University of Michigan

One of the final episodes of Ovid's Metamorphoses is the arrival of Aesculapius in Rome to cure the plague, which scholars read as establishing Rome as a new religious power in the world.  A key part of the episode, however, remains unsolved: the Delphic oracle's response to the Romans about the plague, which tells them that they should have sought in a 'closer place' (15.637-40).  This riddle has puzzled scholars, since the Romans correctly go to Epidaurus to summon Aesculapius, though Epidaurus is in no way closer to Rome than Delphi is.

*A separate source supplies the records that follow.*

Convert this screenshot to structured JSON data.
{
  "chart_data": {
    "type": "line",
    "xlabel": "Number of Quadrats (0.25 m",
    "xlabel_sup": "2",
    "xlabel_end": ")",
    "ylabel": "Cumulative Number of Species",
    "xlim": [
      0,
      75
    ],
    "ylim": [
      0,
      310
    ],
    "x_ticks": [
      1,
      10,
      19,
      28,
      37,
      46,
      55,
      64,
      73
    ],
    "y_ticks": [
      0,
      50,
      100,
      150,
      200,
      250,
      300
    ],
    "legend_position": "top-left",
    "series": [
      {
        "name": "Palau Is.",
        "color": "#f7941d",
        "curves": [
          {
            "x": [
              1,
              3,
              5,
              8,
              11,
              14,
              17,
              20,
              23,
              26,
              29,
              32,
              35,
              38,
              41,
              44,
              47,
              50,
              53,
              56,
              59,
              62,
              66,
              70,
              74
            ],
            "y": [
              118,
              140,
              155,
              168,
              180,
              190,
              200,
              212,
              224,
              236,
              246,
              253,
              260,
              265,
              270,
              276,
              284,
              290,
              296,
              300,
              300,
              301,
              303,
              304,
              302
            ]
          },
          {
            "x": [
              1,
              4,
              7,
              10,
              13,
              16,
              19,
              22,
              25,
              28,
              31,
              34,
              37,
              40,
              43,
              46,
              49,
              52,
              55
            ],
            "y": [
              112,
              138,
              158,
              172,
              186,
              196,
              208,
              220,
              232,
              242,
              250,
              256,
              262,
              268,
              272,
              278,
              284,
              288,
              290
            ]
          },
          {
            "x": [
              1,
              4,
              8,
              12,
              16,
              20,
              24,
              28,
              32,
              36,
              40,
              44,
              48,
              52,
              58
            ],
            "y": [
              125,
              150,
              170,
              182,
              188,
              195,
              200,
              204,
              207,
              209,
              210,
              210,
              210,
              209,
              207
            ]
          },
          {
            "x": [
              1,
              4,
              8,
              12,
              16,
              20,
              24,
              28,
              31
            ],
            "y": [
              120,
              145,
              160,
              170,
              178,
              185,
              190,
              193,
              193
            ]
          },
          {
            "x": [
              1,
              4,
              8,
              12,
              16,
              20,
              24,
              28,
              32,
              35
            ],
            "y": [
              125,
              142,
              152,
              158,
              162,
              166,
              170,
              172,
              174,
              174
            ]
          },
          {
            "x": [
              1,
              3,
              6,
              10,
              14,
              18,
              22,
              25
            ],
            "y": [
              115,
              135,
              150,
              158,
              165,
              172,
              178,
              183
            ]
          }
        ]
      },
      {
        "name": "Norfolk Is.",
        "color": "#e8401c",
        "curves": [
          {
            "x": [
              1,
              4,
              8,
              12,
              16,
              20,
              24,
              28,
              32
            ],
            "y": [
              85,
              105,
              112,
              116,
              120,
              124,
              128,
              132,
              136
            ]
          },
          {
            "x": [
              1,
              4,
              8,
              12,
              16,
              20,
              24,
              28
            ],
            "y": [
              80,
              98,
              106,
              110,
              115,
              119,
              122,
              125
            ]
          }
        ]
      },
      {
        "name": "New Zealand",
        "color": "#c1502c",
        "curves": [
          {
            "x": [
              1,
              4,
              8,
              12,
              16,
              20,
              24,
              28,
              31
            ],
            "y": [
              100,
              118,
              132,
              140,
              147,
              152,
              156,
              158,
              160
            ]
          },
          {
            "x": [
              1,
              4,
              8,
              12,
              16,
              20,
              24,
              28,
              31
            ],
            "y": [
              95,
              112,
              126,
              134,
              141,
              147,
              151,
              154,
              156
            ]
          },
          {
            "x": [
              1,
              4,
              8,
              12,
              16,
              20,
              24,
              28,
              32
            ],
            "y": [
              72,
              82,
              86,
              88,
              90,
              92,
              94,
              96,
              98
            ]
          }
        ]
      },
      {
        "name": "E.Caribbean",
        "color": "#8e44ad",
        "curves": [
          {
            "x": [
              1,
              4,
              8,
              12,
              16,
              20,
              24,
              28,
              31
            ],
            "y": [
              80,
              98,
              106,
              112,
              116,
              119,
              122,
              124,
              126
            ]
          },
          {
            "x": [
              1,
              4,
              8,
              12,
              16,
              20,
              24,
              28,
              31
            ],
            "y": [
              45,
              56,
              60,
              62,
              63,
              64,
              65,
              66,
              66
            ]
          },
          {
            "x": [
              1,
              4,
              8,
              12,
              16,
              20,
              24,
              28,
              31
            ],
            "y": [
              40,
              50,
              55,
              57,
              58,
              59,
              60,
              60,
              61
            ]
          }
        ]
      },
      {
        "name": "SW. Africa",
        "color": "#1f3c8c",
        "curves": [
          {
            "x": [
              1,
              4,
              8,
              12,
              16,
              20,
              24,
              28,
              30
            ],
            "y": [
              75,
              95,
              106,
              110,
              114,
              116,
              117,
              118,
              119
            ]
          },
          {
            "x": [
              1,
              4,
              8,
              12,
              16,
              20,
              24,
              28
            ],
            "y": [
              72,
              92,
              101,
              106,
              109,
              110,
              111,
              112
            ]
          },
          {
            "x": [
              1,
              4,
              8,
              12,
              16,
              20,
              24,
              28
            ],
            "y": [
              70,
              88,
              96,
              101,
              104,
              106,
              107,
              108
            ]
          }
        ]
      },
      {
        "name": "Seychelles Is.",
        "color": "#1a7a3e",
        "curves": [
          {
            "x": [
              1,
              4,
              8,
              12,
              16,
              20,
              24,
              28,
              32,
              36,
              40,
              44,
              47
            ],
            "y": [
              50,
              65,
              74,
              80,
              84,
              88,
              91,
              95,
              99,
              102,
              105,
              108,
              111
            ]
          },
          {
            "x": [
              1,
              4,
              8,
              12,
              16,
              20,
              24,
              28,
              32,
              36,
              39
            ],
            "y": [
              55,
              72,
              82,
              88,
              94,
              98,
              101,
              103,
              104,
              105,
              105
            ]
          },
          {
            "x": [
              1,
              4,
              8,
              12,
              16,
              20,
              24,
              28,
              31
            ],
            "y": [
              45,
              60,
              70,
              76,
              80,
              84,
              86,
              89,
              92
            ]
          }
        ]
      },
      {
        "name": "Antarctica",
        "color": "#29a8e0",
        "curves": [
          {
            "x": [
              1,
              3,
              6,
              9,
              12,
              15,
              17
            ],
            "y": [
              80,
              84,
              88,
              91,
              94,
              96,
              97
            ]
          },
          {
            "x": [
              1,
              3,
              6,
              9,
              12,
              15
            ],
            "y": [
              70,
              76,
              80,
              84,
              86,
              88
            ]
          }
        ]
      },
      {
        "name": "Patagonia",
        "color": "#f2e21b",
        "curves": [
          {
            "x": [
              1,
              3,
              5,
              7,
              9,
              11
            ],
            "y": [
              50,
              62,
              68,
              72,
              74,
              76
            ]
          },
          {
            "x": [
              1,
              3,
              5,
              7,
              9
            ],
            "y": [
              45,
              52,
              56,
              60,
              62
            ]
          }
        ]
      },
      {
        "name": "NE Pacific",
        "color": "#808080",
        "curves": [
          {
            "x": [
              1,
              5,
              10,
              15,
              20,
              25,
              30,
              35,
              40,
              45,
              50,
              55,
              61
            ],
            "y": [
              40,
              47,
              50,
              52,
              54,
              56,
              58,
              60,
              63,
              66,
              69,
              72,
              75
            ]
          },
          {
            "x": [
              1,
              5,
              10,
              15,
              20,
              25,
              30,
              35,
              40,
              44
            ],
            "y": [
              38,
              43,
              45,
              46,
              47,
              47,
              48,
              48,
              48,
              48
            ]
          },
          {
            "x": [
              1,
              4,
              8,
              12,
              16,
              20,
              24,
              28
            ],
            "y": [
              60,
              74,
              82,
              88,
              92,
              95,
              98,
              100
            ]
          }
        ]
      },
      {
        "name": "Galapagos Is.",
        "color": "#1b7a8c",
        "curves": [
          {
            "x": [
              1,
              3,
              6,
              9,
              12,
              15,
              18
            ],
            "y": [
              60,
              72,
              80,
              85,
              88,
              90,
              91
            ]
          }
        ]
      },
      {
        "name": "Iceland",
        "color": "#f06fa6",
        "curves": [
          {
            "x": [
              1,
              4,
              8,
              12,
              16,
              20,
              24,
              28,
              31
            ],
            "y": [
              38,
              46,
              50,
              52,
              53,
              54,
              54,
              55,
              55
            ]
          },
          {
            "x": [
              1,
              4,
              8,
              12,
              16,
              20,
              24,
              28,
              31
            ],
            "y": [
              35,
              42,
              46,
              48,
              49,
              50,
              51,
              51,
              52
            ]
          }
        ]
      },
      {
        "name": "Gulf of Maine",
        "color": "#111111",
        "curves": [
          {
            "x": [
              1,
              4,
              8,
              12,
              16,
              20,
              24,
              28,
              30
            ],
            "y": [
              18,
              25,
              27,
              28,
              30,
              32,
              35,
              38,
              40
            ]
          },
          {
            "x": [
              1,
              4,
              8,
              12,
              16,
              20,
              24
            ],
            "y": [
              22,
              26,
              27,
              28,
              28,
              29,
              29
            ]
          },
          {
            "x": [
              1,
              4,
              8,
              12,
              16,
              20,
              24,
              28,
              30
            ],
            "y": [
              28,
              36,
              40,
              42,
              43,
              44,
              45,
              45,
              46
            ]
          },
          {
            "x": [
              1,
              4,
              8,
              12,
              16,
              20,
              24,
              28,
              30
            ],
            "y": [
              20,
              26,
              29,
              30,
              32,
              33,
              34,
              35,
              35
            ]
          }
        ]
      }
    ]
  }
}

Through a comparison of other accounts of this and similar events, it is clear that the 'closer place' is actually Rome, or – more specifically – the Sibylline Books.  That the Romans already have the answer at home serves to write Delphi out of the picture, putting more focus on Rome as a religious center.  But this ideological frame involves more than just this one episode, for Aesculapius' role in saving the city was already alluded to in a prophecy at Met. 2.640-58.  In this way (and many others) Rome is always the focus of Ovid's poem and the center of the world, which helps to explain other elements of the Aesculapius episode, like the invocation to the Muses: the event is not just historical, which is unfortunately how scholars try to read it.  Rather, it goes beyond a simple notion of history or a division of history and myth.  The most historical event in the poem is in turn also the  most mythological, for it best illustrates the position of Rome as an ideological power.